On a generalization of MacPherson's Chern homology class. II (Q1813965)

[For part I see ibid. 65, No. 7, 242-244 (1989; Zbl 0728.14015).] For a nonsingular variety \(X\), a characteristic class of \(X\) is defined to be that of its tangent bundle \(TX\). As for the case of singular varieties, there is at the moment no general notion available of characteristic classes, mainly because one cannot define the tangent bundle. For the Chern class and the Todd class, there are singular versions; namely, Deligne-Grothendieck-MacPherson's theory \(C_ *\) (abbr. \(DGM\)-theory) of Chern class [cf. \textit{R. D. MacPherson}, Ann. Math., II. Ser. 100, 423-432 (1974; Zbl 0311.14001)[ and Baum-Fulton- MacPherson's theory \(Td_ *\) (abbr. \(BFM\)-theory) of Todd class [\textit{P. Baum}, \textit{W. Fulton} and \textit{R. MacPherson}, Publ. Math., Inst. Hautes Étud.

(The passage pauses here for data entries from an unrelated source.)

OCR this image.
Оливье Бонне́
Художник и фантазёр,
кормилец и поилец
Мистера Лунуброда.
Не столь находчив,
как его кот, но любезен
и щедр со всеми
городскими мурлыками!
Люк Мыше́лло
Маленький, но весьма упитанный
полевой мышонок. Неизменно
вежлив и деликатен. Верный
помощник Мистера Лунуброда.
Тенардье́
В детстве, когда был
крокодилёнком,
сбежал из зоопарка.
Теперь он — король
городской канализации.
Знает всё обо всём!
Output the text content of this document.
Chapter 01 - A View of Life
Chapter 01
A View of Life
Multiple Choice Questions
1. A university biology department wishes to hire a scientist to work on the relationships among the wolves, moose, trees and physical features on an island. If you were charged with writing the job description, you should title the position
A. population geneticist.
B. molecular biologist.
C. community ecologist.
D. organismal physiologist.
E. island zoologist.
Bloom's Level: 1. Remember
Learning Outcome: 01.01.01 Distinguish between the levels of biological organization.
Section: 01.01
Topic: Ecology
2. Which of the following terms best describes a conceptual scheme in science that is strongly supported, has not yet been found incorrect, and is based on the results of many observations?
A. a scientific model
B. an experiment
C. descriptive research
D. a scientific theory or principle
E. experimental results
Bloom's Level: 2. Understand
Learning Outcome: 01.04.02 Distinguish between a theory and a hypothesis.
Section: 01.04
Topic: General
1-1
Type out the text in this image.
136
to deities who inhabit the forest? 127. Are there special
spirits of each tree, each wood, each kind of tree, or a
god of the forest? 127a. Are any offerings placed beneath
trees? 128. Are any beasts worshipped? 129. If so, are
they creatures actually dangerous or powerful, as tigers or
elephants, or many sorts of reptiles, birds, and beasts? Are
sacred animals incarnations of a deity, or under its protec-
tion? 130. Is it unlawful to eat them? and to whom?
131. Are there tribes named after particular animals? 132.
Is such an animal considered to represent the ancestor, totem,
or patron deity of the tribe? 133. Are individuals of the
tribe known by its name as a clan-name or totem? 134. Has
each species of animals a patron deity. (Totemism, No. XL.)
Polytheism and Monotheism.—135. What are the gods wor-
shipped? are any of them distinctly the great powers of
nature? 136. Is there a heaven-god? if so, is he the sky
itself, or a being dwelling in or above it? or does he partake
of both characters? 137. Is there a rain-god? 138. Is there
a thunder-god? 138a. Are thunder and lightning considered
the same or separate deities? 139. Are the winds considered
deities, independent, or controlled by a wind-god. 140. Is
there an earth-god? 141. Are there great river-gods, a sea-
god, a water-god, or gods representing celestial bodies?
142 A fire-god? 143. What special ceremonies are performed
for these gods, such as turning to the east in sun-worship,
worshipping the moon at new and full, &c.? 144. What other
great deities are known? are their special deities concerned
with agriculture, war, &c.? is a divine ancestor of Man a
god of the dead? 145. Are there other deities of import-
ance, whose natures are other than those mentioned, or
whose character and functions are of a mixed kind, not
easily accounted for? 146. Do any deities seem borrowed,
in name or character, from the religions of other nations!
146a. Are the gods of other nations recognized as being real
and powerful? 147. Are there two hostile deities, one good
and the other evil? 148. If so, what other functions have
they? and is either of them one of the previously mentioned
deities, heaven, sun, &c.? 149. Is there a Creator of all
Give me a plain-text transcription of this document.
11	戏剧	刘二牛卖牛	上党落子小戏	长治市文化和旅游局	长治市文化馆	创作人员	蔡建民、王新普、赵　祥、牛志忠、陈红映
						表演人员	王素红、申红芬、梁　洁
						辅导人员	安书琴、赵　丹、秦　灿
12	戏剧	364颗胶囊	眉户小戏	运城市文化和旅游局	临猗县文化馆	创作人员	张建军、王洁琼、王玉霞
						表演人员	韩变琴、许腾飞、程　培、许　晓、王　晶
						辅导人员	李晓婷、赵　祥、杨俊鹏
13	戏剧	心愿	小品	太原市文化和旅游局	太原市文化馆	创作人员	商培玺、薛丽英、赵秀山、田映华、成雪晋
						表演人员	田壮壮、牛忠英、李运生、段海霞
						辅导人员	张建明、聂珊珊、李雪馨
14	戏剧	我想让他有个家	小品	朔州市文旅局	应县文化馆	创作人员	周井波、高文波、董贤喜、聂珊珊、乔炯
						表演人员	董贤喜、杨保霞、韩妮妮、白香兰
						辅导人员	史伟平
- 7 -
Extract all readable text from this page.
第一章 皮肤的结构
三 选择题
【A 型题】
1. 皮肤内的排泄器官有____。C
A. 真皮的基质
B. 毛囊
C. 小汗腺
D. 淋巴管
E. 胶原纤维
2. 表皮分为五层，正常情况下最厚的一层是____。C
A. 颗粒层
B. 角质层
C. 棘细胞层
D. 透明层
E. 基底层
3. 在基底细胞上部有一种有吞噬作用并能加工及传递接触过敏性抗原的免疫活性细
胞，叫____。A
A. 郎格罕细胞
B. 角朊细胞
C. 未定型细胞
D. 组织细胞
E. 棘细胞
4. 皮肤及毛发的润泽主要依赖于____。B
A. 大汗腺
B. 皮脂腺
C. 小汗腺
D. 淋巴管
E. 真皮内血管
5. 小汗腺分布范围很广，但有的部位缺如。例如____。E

Sci. 45, 101-145 (1975; Zbl 0332.14003)]. The author extended in part I of this paper [loc. cit.] DGM-theory \(C_ *\) of (total) Chern class to a ``DGM-type'' theory \(C_{t*}\) of the Chern polynomial, which includes DGM-theory \(C_ *\) as a special case. In this note we give a characterization of ``DGM-type'' theories of characteristic classes under certain conditions.